Anfang der 1940er Jahre, als „Die Spur des Falken“ gerade mehrfach für den Oscar nominiert wurde, erlebte Malta einen der schwersten Bombenangriffe des Zweiten Weltkriegs. Tausende Gebäude wurden zerstört. Nach dem Krieg entstanden in Marsamxett neue, kostengünstige Wohnungen, die sehr billig vermietet wurden.
Beurteilung des Gesamtnutzens
„In den Häusern wohnen auch heute noch Familien, die wenig Geld haben und noch weniger Anreize, in die Modernisierung zu investieren. Für die älteren Menschen sind die Gebäude ohne Aufzüge nicht mehr geeignet. Hinzu kommen Sicherheitsbedenken“, sagt Jeroen Bakker, der bei JASPERS auf das Thema intelligente Entwicklung spezialisiert ist.
Bakker und seine Kollegen halfen bei der Entwicklung eines Analysetools, das mehrere Kriterien berücksichtigt. Maßgeblich für seine Gestaltung waren die in der Strategie formulierten Ziele. „Wie entscheiden Sie zwischen einem Projekt im sozialen Wohnungsbau, das eine Million Euro kostet, und einem Nahverkehrsprojekt, das mit fünf Millionen Euro zu Buche schlägt? Einfach gesagt: Die Analyse zeigt uns, welchen Nutzen es bringt, wenn man die Fenster in einem Haus austauscht und in drei Gebäuden mit Sozialwohnungen Aufzüge einbaut“, erklärt Bakker.

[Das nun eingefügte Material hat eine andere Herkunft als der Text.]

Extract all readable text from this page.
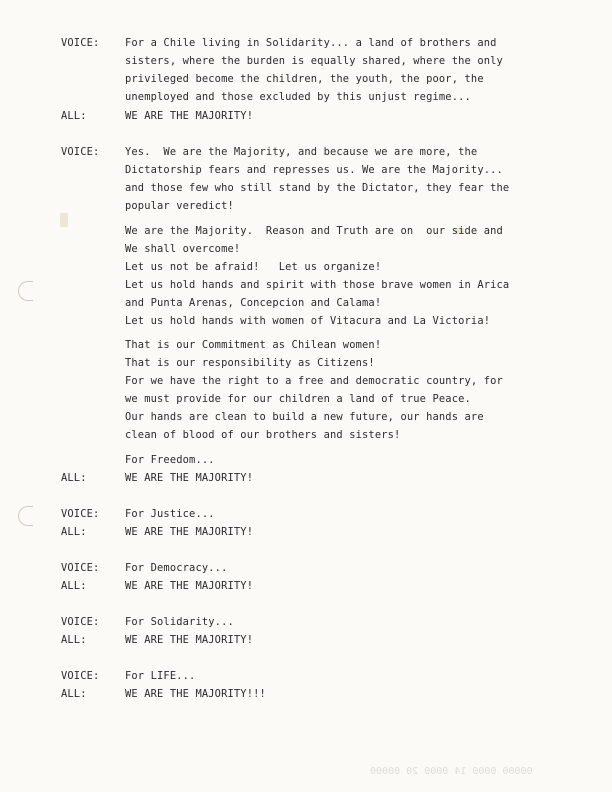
00000 0000 14 0000 20 00000
VOICE: For a Chile living in Solidarity... a land of brothers and
sisters, where the burden is equally shared, where the only
privileged become the children, the youth, the poor, the
unemployed and those excluded by this unjust regime...
ALL:	WE ARE THE MAJORITY!
VOICE: Yes.  We are the Majority, and because we are more, the
Dictatorship fears and represses us. We are the Majority...
and those few who still stand by the Dictator, they fear the
popular veredict!
We are the Majority.  Reason and Truth are on  our side and
We shall overcome!
Let us not be afraid!   Let us organize!
Let us hold hands and spirit with those brave women in Arica
and Punta Arenas, Concepcion and Calama!
Let us hold hands with women of Vitacura and La Victoria!
That is our Commitment as Chilean women!
That is our responsibility as Citizens!
For we have the right to a free and democratic country, for
we must provide for our children a land of true Peace.
Our hands are clean to build a new future, our hands are
clean of blood of our brothers and sisters!
For Freedom...
ALL:	WE ARE THE MAJORITY!
VOICE: For Justice...
ALL:	WE ARE THE MAJORITY!
VOICE: For Democracy...
ALL:	WE ARE THE MAJORITY!
VOICE: For Solidarity...
ALL:	WE ARE THE MAJORITY!
VOICE: For LIFE...
ALL:	WE ARE THE MAJORITY!!!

Für ihn und Fiorentino fußt der Ansatz auf der Idee einer integrierten Stadtplanung, denn jede Maßnahme kann vielfältige soziale, wirtschaftliche und ökologische Auswirkungen haben. Durch die Umwandlung eines Standorts mit besonderer kultureller Bedeutung in einen Arbeitsraum für Kreative entstehen Arbeitsplätze für junge Menschen, und es entsteht Nachfrage nach besseren Verkehrsverbindungen und nach Wohnraum in der näheren Umgebung. Worauf es bei der Planung ankommt, ist die Betrachtung aus der Vogelperspektive. Sie öffnet den Blick dafür, wie eine Stadt lebt und atmet – und wie Beleuchtung, Geschäfte, Wohnhäuser und Arbeitsplätze miteinander in Verbindung stehen.
Das Team von JASPERS arbeitete eng mit den Behörden Maltas zusammen, um dies herauszufinden. Und im Gegensatz zum Kaiser des Heiligen Römischen Reiches verlangt JASPERS keine Bezahlung – nicht einmal in Falken. JASPERS ist für Behörden und Projektträger kostenlos, wenn die Hilfe aus Mitteln der EU-Strukturfonds finanziert wird.